Prenant chaque élément de cette définition plutôt précise, mais adoptée avant l’apparition de NBT, l’analyse a consisté à envisager, aucune jurisprudence n’étant disponible, les interprétations possibles en droit. Or, mon constat est celui de possibilités d’interprétation sur chacun des éléments de la définition, possiblement hétérogènes et donc, insusceptibles de déboucher sur une réponse univoque, soit sur un constat de qualification des NBT comme OGM ou non.

Par exemple, le matériel génétique de l’organisme doit avoir été modifié d’une manière « qui ne s’effectue pas naturellement ». Ce critère est néanmoins susceptible d’être apprécié de manière différente au plan de son libellé.
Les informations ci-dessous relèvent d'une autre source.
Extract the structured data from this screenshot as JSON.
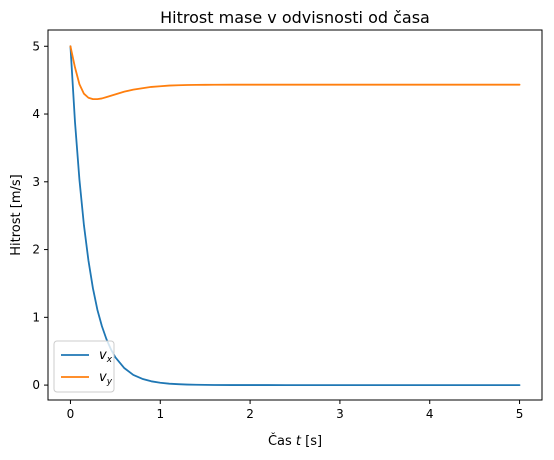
{
  "chart_data": {
    "type": "line",
    "title": "Hitrost mase v odvisnosti od časa",
    "xlabel": "Čas t [s]",
    "xlabel_parts": {
      "before": "Čas ",
      "italic": "t",
      "after": " [s]"
    },
    "ylabel": "Hitrost [m/s]",
    "xlim": [
      -0.25,
      5.25
    ],
    "ylim": [
      -0.22,
      5.24
    ],
    "x_ticks": [
      0,
      1,
      2,
      3,
      4,
      5
    ],
    "y_ticks": [
      0,
      1,
      2,
      3,
      4,
      5
    ],
    "x_tick_labels": [
      "0",
      "1",
      "2",
      "3",
      "4",
      "5"
    ],
    "y_tick_labels": [
      "0",
      "1",
      "2",
      "3",
      "4",
      "5"
    ],
    "grid": false,
    "legend": {
      "position": "lower-left",
      "entries": [
        {
          "base": "v",
          "sub": "x",
          "color": "#1f77b4"
        },
        {
          "base": "v",
          "sub": "y",
          "color": "#ff7f0e"
        }
      ]
    },
    "x": [
      0,
      0.05,
      0.1,
      0.15,
      0.2,
      0.25,
      0.3,
      0.35,
      0.4,
      0.45,
      0.5,
      0.6,
      0.7,
      0.8,
      0.9,
      1.0,
      1.1,
      1.2,
      1.3,
      1.4,
      1.5,
      1.6,
      1.8,
      2.0,
      2.2,
      2.4,
      2.6,
      2.8,
      3.0,
      3.5,
      4.0,
      4.5,
      5.0
    ],
    "series": [
      {
        "name": "v_x",
        "color": "#1f77b4",
        "values": [
          5.0,
          3.89,
          3.03,
          2.36,
          1.84,
          1.43,
          1.11,
          0.87,
          0.68,
          0.53,
          0.41,
          0.25,
          0.15,
          0.092,
          0.056,
          0.034,
          0.021,
          0.013,
          0.0077,
          0.0047,
          0.0028,
          0.0017,
          0.0006,
          0.0002,
          0.0001,
          0.0,
          0.0,
          0.0,
          0.0,
          0.0,
          0.0,
          0.0,
          0.0
        ]
      },
      {
        "name": "v_y",
        "color": "#ff7f0e",
        "values": [
          5.0,
          4.69,
          4.44,
          4.3,
          4.24,
          4.22,
          4.22,
          4.23,
          4.25,
          4.27,
          4.29,
          4.33,
          4.36,
          4.38,
          4.4,
          4.41,
          4.42,
          4.425,
          4.428,
          4.43,
          4.431,
          4.432,
          4.433,
          4.433,
          4.433,
          4.433,
          4.433,
          4.433,
          4.433,
          4.433,
          4.433,
          4.433,
          4.433
        ]
      }
    ]
  }
}
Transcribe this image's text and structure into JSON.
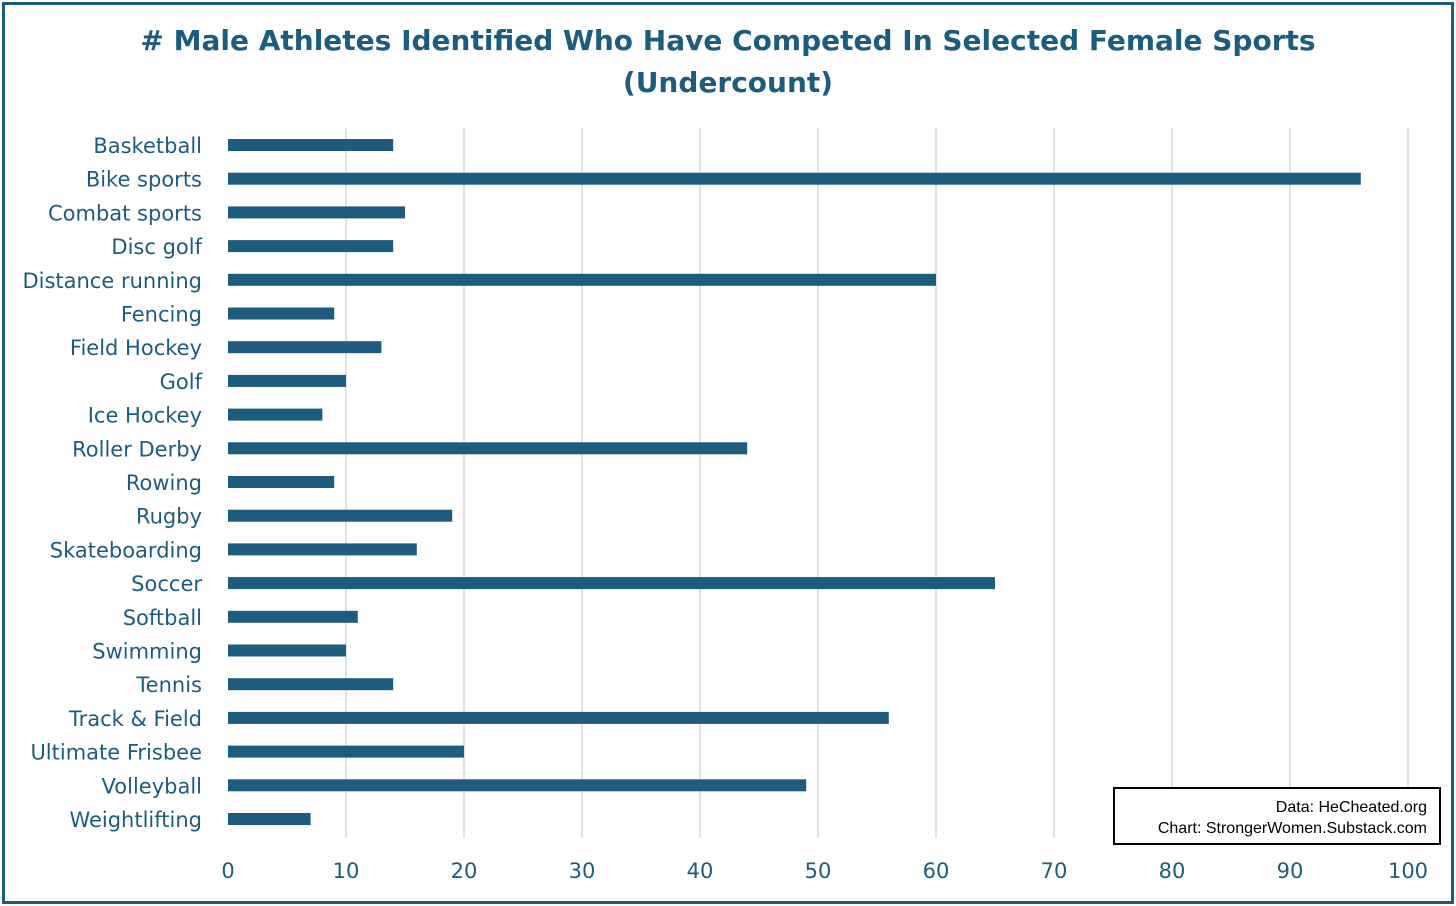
{
  "chart_data": {
    "type": "bar",
    "orientation": "horizontal",
    "title_line1": "# Male Athletes Identified Who Have Competed In Selected Female Sports",
    "title_line2": "(Undercount)",
    "xlabel": "",
    "ylabel": "",
    "xlim": [
      0,
      100
    ],
    "ticks": [
      0,
      10,
      20,
      30,
      40,
      50,
      60,
      70,
      80,
      90,
      100
    ],
    "grid": true,
    "bar_color": "#1d5c7e",
    "categories": [
      "Basketball",
      "Bike sports",
      "Combat sports",
      "Disc golf",
      "Distance running",
      "Fencing",
      "Field Hockey",
      "Golf",
      "Ice Hockey",
      "Roller Derby",
      "Rowing",
      "Rugby",
      "Skateboarding",
      "Soccer",
      "Softball",
      "Swimming",
      "Tennis",
      "Track & Field",
      "Ultimate Frisbee",
      "Volleyball",
      "Weightlifting"
    ],
    "values": [
      14,
      96,
      15,
      14,
      60,
      9,
      13,
      10,
      8,
      44,
      9,
      19,
      16,
      65,
      11,
      10,
      14,
      56,
      20,
      49,
      7
    ]
  },
  "credit": {
    "data_line": "Data: HeCheated.org",
    "chart_line": "Chart: StrongerWomen.Substack.com"
  },
  "colors": {
    "accent": "#1d5c7e",
    "grid": "#d9d9d9"
  }
}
L’interprétation la plus élémentaire, absolue, s’attache à la manière dont en soi un organisme a été modifié, laquelle déclenche la qualification d’OGM. Dès lors, la modification du génome crée un OGM. Une autre interprétation plus relative pourrait être retenue, selon laquelle l’OGM est un organisme dont le matériel génétique a été modifié d’une manière qui n’aurait pas pu s’effectuer naturellement. Ici, la modification est envisagée par comparaison. Dès lors qu’elle aurait pu en principe se réaliser naturellement, la qualification d’OGM ne devrait pas s’appliquer.

Les interprétations peuvent également varier en fonction des autres éléments de la définition, notamment les fameuses listes de techniques incluses ou exemptées. Par exemple, l’annexe 1B considère les organismes obtenus par mutagénèse, sans plus de précisions, sont exclus du champ d’application de la directive. Eu égard à l’absence de précision concernant le type de mutagenèse visé, il est possible de considérer que la mutagénèse ici couvre tous les types de mutagenèse, comme ciblée ou dirigée. Il est au contraire possible de considérer, conformément au principe d’interprétation stricte des exceptions et en considérant la directive, que seules les mutagenèses conventionnelles, dont la sécurité est depuis longtemps avérée, sont exclus.
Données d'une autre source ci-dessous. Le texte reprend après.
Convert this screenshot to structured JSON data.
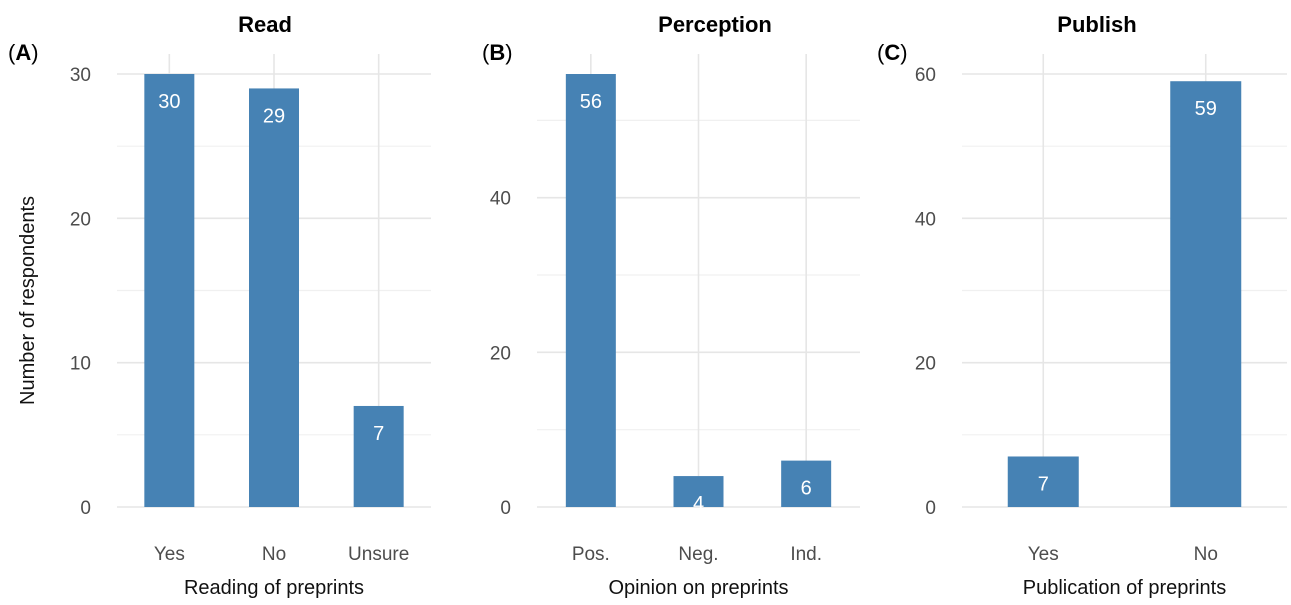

Des raisonnements similaires peuvent être conduits sur tous les éléments de la définition.

Eu égard à cette situation d’ensemble, assez ordinaire en droit, je conclus que plusieurs interprétation sont possibles, ce qui implique en pratique la nécessité pour l’interprète de choisir.

(II) C’est la raison pour laquelle, parce que l’interprétation est tout autant un acte de volonté que de connaissance, il est important d’identifier le(s) responsable(s) de cette interprétation et les principes d’interprétation qui sont les siens. La Commission a annoncé la publication d’une communication interprétative depuis 2007, laquelle ne devra pas créer d’obligations nouvelles par rapport à la directive et ne liera donc ni les États ni les personnes physiques ou morales. En cas contraire, elle pourrait être annulée par la Cour de Justice européenne (CJE).
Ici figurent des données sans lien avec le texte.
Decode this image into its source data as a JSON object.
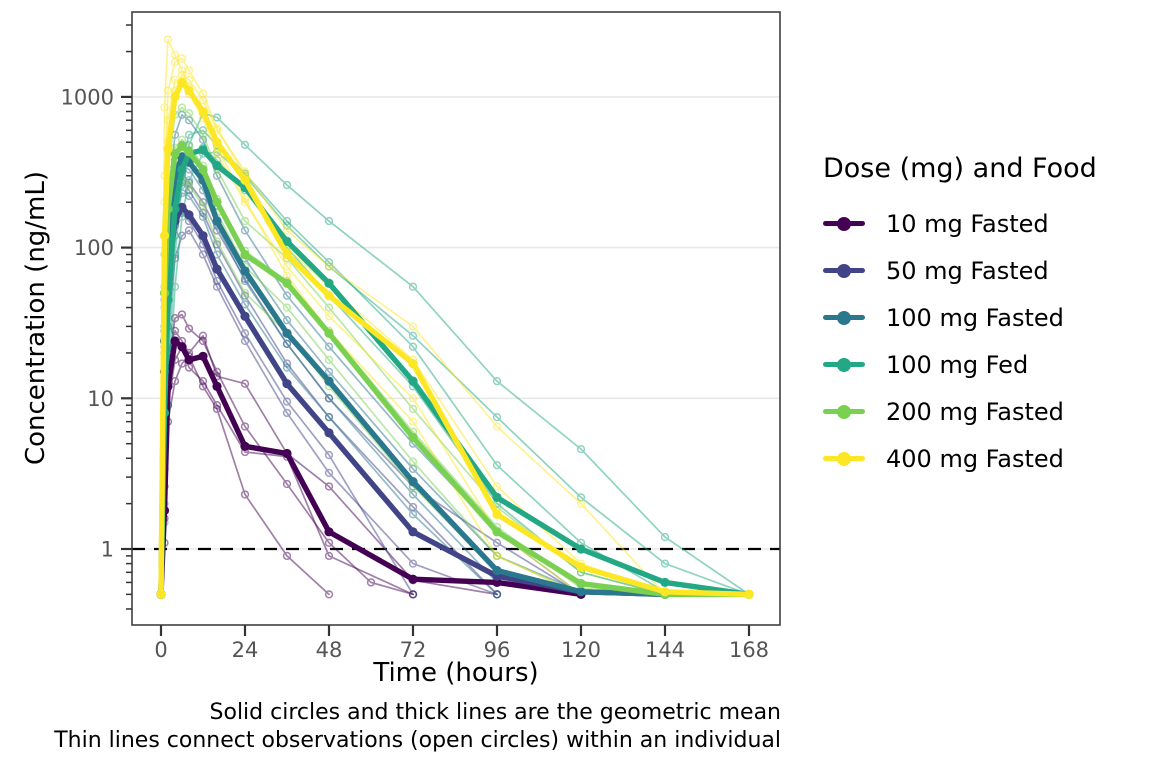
{
  "figure": {
    "y_axis": {
      "label": "Concentration (ng/mL)",
      "ticks": [
        {
          "label": "1000",
          "value": 1000
        },
        {
          "label": "100",
          "value": 100
        },
        {
          "label": "10",
          "value": 10
        },
        {
          "label": "1",
          "value": 1
        }
      ]
    },
    "x_axis": {
      "label": "Time (hours)",
      "ticks": [
        {
          "label": "0",
          "value": 0
        },
        {
          "label": "24",
          "value": 24
        },
        {
          "label": "48",
          "value": 48
        },
        {
          "label": "72",
          "value": 72
        },
        {
          "label": "96",
          "value": 96
        },
        {
          "label": "120",
          "value": 120
        },
        {
          "label": "144",
          "value": 144
        },
        {
          "label": "168",
          "value": 168
        }
      ]
    },
    "legend": {
      "title": "Dose (mg) and Food",
      "items": [
        {
          "label": "10 mg Fasted",
          "color": "#440154"
        },
        {
          "label": "50 mg Fasted",
          "color": "#414487"
        },
        {
          "label": "100 mg Fasted",
          "color": "#2a788e"
        },
        {
          "label": "100 mg Fed",
          "color": "#22a884"
        },
        {
          "label": "200 mg Fasted",
          "color": "#7ad151"
        },
        {
          "label": "400 mg Fasted",
          "color": "#fde725"
        }
      ]
    },
    "caption": {
      "line1": "Solid circles and thick lines are the geometric mean",
      "line2": "Thin lines connect observations (open circles) within an individual"
    }
  },
  "chart_data": {
    "type": "line",
    "title": "",
    "xlabel": "Time (hours)",
    "ylabel": "Concentration (ng/mL)",
    "y_scale": "log10",
    "ylim": [
      0.31,
      3660
    ],
    "xlim": [
      -8,
      177
    ],
    "grid": "major-y-only",
    "legend_position": "right",
    "y_gridlines": [
      1,
      10,
      100,
      1000
    ],
    "reference_hline": 1,
    "lloq_floor_value": 0.5,
    "colors": {
      "grid": "#e8e8e8",
      "panel_border": "#404040",
      "tick": "#333333",
      "tick_label": "#555555",
      "reference_line": "#000000"
    },
    "series": [
      {
        "name": "10 mg Fasted",
        "color": "#440154",
        "times": [
          0,
          1,
          2,
          4,
          6,
          8,
          12,
          16,
          24,
          36,
          48,
          72,
          96,
          120
        ],
        "values": [
          0.5,
          1.8,
          12,
          24,
          22,
          18,
          19,
          12,
          4.8,
          4.3,
          1.3,
          0.63,
          0.6,
          0.5
        ]
      },
      {
        "name": "50 mg Fasted",
        "color": "#414487",
        "times": [
          0,
          1,
          2,
          4,
          6,
          8,
          12,
          16,
          24,
          36,
          48,
          72,
          96,
          120,
          144
        ],
        "values": [
          0.5,
          15,
          62,
          150,
          185,
          165,
          120,
          72,
          35,
          12.5,
          5.9,
          1.3,
          0.66,
          0.52,
          0.5
        ]
      },
      {
        "name": "100 mg Fasted",
        "color": "#2a788e",
        "times": [
          0,
          1,
          2,
          4,
          6,
          8,
          12,
          16,
          24,
          36,
          48,
          72,
          96,
          120,
          144
        ],
        "values": [
          0.5,
          24,
          100,
          300,
          400,
          370,
          280,
          150,
          70,
          27,
          13,
          2.8,
          0.72,
          0.52,
          0.5
        ]
      },
      {
        "name": "100 mg Fed",
        "color": "#22a884",
        "times": [
          0,
          1,
          2,
          4,
          6,
          8,
          12,
          16,
          24,
          36,
          48,
          72,
          96,
          120,
          144,
          168
        ],
        "values": [
          0.5,
          8,
          45,
          180,
          330,
          420,
          445,
          350,
          250,
          110,
          58,
          13,
          2.2,
          1.0,
          0.6,
          0.5
        ]
      },
      {
        "name": "200 mg Fasted",
        "color": "#7ad151",
        "times": [
          0,
          1,
          2,
          4,
          6,
          8,
          12,
          16,
          24,
          36,
          48,
          72,
          96,
          120,
          144,
          168
        ],
        "values": [
          0.5,
          50,
          180,
          420,
          470,
          430,
          330,
          200,
          90,
          58,
          27,
          5.5,
          1.3,
          0.59,
          0.5,
          0.5
        ]
      },
      {
        "name": "400 mg Fasted",
        "color": "#fde725",
        "times": [
          0,
          1,
          2,
          4,
          6,
          8,
          12,
          16,
          24,
          36,
          48,
          72,
          96,
          120,
          144,
          168
        ],
        "values": [
          0.5,
          120,
          450,
          1000,
          1250,
          1100,
          800,
          500,
          280,
          90,
          48,
          17,
          1.7,
          0.76,
          0.52,
          0.5
        ]
      }
    ],
    "individuals": [
      {
        "group": "10 mg Fasted",
        "color": "#440154",
        "times": [
          0,
          1,
          2,
          4,
          6,
          8,
          12,
          16,
          24,
          36,
          48,
          60,
          72
        ],
        "values": [
          0.5,
          2.6,
          16,
          34,
          36,
          29,
          24,
          15,
          6.5,
          2.7,
          1.1,
          0.6,
          0.5
        ]
      },
      {
        "group": "10 mg Fasted",
        "color": "#440154",
        "times": [
          0,
          1,
          2,
          4,
          6,
          8,
          12,
          16,
          24,
          36,
          48
        ],
        "values": [
          0.5,
          1.1,
          7,
          13,
          17,
          19,
          12,
          8.5,
          2.3,
          0.9,
          0.5
        ]
      },
      {
        "group": "10 mg Fasted",
        "color": "#440154",
        "times": [
          0,
          1,
          2,
          4,
          6,
          8,
          12,
          16,
          24,
          36,
          48,
          72,
          96
        ],
        "values": [
          0.5,
          3.4,
          20,
          28,
          24,
          20,
          26,
          14,
          12.5,
          4.3,
          2.6,
          0.62,
          0.5
        ]
      },
      {
        "group": "10 mg Fasted",
        "color": "#440154",
        "times": [
          0,
          1,
          2,
          4,
          6,
          8,
          12,
          16,
          24,
          36,
          48,
          72
        ],
        "values": [
          0.5,
          1.6,
          9,
          18,
          22,
          16,
          13,
          9,
          4.4,
          4.1,
          0.9,
          0.5
        ]
      },
      {
        "group": "50 mg Fasted",
        "color": "#414487",
        "times": [
          0,
          1,
          2,
          4,
          6,
          8,
          12,
          16,
          24,
          36,
          48,
          72,
          96
        ],
        "values": [
          0.5,
          22,
          95,
          230,
          270,
          240,
          170,
          105,
          48,
          17,
          7.5,
          1.9,
          0.5
        ]
      },
      {
        "group": "50 mg Fasted",
        "color": "#414487",
        "times": [
          0,
          1,
          2,
          4,
          6,
          8,
          12,
          16,
          24,
          36,
          48,
          72,
          96
        ],
        "values": [
          0.5,
          7,
          30,
          85,
          120,
          130,
          90,
          55,
          24,
          8,
          3.2,
          0.8,
          0.5
        ]
      },
      {
        "group": "50 mg Fasted",
        "color": "#414487",
        "times": [
          0,
          1,
          2,
          4,
          6,
          8,
          12,
          16,
          24,
          36,
          48,
          72,
          96,
          120
        ],
        "values": [
          0.5,
          28,
          120,
          240,
          310,
          270,
          200,
          130,
          62,
          23,
          10,
          2.6,
          1.1,
          0.5
        ]
      },
      {
        "group": "50 mg Fasted",
        "color": "#414487",
        "times": [
          0,
          1,
          2,
          4,
          6,
          8,
          12,
          16,
          24,
          36,
          48,
          72
        ],
        "values": [
          0.5,
          11,
          50,
          140,
          170,
          150,
          105,
          60,
          27,
          9.5,
          4.2,
          0.5
        ]
      },
      {
        "group": "100 mg Fasted",
        "color": "#2a788e",
        "times": [
          0,
          1,
          2,
          4,
          6,
          8,
          12,
          16,
          24,
          36,
          48,
          72,
          96,
          120
        ],
        "values": [
          0.5,
          45,
          190,
          560,
          760,
          700,
          520,
          300,
          130,
          48,
          22,
          5.0,
          1.3,
          0.5
        ]
      },
      {
        "group": "100 mg Fasted",
        "color": "#2a788e",
        "times": [
          0,
          1,
          2,
          4,
          6,
          8,
          12,
          16,
          24,
          36,
          48,
          72,
          96
        ],
        "values": [
          0.5,
          12,
          55,
          170,
          230,
          220,
          160,
          90,
          42,
          16,
          7.5,
          1.7,
          0.5
        ]
      },
      {
        "group": "100 mg Fasted",
        "color": "#2a788e",
        "times": [
          0,
          1,
          2,
          4,
          6,
          8,
          12,
          16,
          24,
          36,
          48,
          72,
          96,
          120,
          144
        ],
        "values": [
          0.5,
          30,
          130,
          380,
          480,
          440,
          330,
          190,
          85,
          33,
          15,
          3.4,
          0.9,
          0.52,
          0.5
        ]
      },
      {
        "group": "100 mg Fasted",
        "color": "#2a788e",
        "times": [
          0,
          1,
          2,
          4,
          6,
          8,
          12,
          16,
          24,
          36,
          48,
          72,
          96,
          120
        ],
        "values": [
          0.5,
          20,
          85,
          260,
          350,
          330,
          240,
          140,
          60,
          23,
          10,
          2.3,
          0.6,
          0.5
        ]
      },
      {
        "group": "100 mg Fed",
        "color": "#22a884",
        "times": [
          0,
          1,
          2,
          4,
          6,
          8,
          12,
          16,
          24,
          36,
          48,
          72,
          96,
          120,
          144,
          168
        ],
        "values": [
          0.5,
          2,
          14,
          90,
          260,
          480,
          780,
          730,
          480,
          260,
          150,
          55,
          13,
          4.6,
          1.2,
          0.5
        ]
      },
      {
        "group": "100 mg Fed",
        "color": "#22a884",
        "times": [
          0,
          1,
          2,
          4,
          6,
          8,
          12,
          16,
          24,
          36,
          48,
          72,
          96,
          120,
          144,
          168
        ],
        "values": [
          0.5,
          5,
          30,
          150,
          380,
          560,
          600,
          480,
          310,
          150,
          80,
          22,
          3.6,
          1.1,
          0.52,
          0.5
        ]
      },
      {
        "group": "100 mg Fed",
        "color": "#22a884",
        "times": [
          0,
          1,
          2,
          4,
          6,
          8,
          12,
          16,
          24,
          36,
          48,
          72,
          96,
          120,
          144,
          168
        ],
        "values": [
          0.5,
          1.5,
          9,
          55,
          160,
          280,
          420,
          430,
          300,
          140,
          75,
          26,
          7.5,
          2.2,
          0.8,
          0.5
        ]
      },
      {
        "group": "100 mg Fed",
        "color": "#22a884",
        "times": [
          0,
          1,
          2,
          4,
          6,
          8,
          12,
          16,
          24,
          36,
          48,
          72,
          96,
          120,
          144
        ],
        "values": [
          0.5,
          3.5,
          22,
          120,
          300,
          420,
          460,
          380,
          240,
          100,
          48,
          12,
          2.0,
          0.7,
          0.5
        ]
      },
      {
        "group": "200 mg Fasted",
        "color": "#7ad151",
        "times": [
          0,
          1,
          2,
          4,
          6,
          8,
          12,
          16,
          24,
          36,
          48,
          72,
          96,
          120,
          144
        ],
        "values": [
          0.5,
          90,
          330,
          760,
          850,
          780,
          560,
          330,
          150,
          85,
          40,
          8.5,
          1.9,
          0.7,
          0.5
        ]
      },
      {
        "group": "200 mg Fasted",
        "color": "#7ad151",
        "times": [
          0,
          1,
          2,
          4,
          6,
          8,
          12,
          16,
          24,
          36,
          48,
          72,
          96,
          120
        ],
        "values": [
          0.5,
          25,
          95,
          230,
          280,
          260,
          190,
          110,
          50,
          27,
          12,
          2.6,
          0.7,
          0.5
        ]
      },
      {
        "group": "200 mg Fasted",
        "color": "#7ad151",
        "times": [
          0,
          1,
          2,
          4,
          6,
          8,
          12,
          16,
          24,
          36,
          48,
          72,
          96,
          120,
          144,
          168
        ],
        "values": [
          0.5,
          55,
          200,
          460,
          520,
          470,
          350,
          210,
          95,
          60,
          28,
          6.0,
          1.4,
          0.55,
          0.5,
          0.5
        ]
      },
      {
        "group": "200 mg Fasted",
        "color": "#7ad151",
        "times": [
          0,
          1,
          2,
          4,
          6,
          8,
          12,
          16,
          24,
          36,
          48,
          72,
          96,
          120
        ],
        "values": [
          0.5,
          40,
          150,
          380,
          430,
          390,
          290,
          170,
          75,
          40,
          18,
          3.8,
          0.9,
          0.5
        ]
      },
      {
        "group": "400 mg Fasted",
        "color": "#fde725",
        "times": [
          0,
          1,
          2,
          4,
          6,
          8,
          12,
          16,
          24,
          36,
          48,
          72,
          96,
          120
        ],
        "values": [
          0.5,
          850,
          2400,
          1900,
          1500,
          1150,
          780,
          460,
          210,
          65,
          28,
          7.0,
          0.9,
          0.5
        ]
      },
      {
        "group": "400 mg Fasted",
        "color": "#fde725",
        "times": [
          0,
          1,
          2,
          4,
          6,
          8,
          12,
          16,
          24,
          36,
          48,
          72,
          96,
          120,
          144
        ],
        "values": [
          0.5,
          300,
          1100,
          1700,
          1800,
          1500,
          1050,
          620,
          300,
          100,
          55,
          18,
          2.6,
          0.8,
          0.5
        ]
      },
      {
        "group": "400 mg Fasted",
        "color": "#fde725",
        "times": [
          0,
          1,
          2,
          4,
          6,
          8,
          12,
          16,
          24,
          36,
          48,
          72,
          96,
          120,
          144
        ],
        "values": [
          0.5,
          120,
          500,
          1100,
          1400,
          1300,
          950,
          600,
          320,
          130,
          75,
          30,
          6.5,
          2.0,
          0.5
        ]
      },
      {
        "group": "400 mg Fasted",
        "color": "#fde725",
        "times": [
          0,
          1,
          2,
          4,
          6,
          8,
          12,
          16,
          24,
          36,
          48,
          72,
          96,
          120
        ],
        "values": [
          0.5,
          200,
          700,
          1300,
          1250,
          1050,
          720,
          420,
          200,
          75,
          35,
          10,
          1.3,
          0.5
        ]
      }
    ]
  }
}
S’agissant de la directive, la Cour de Justice est en charge, en dernier ressort, d’interpréter le droit de l’Union. Certes, elle doit être saisie. Néanmoins, le Conseil d’État français vient de poser des questions préjudicielles à la CJE, qui est officiellement saisie de cette question. Une fois saisie, la Cour procèdera à l’examen du droit de l’Union, à son interprétation, à l’appréciation de sa viabilité mais elle n’en tirera aucune conséquence pour le droit national et la procédure en cours. Il appartient à la juridiction de renvoi de le faire.

Les principes qui guident l’interprétation de la Cour sont les suivants.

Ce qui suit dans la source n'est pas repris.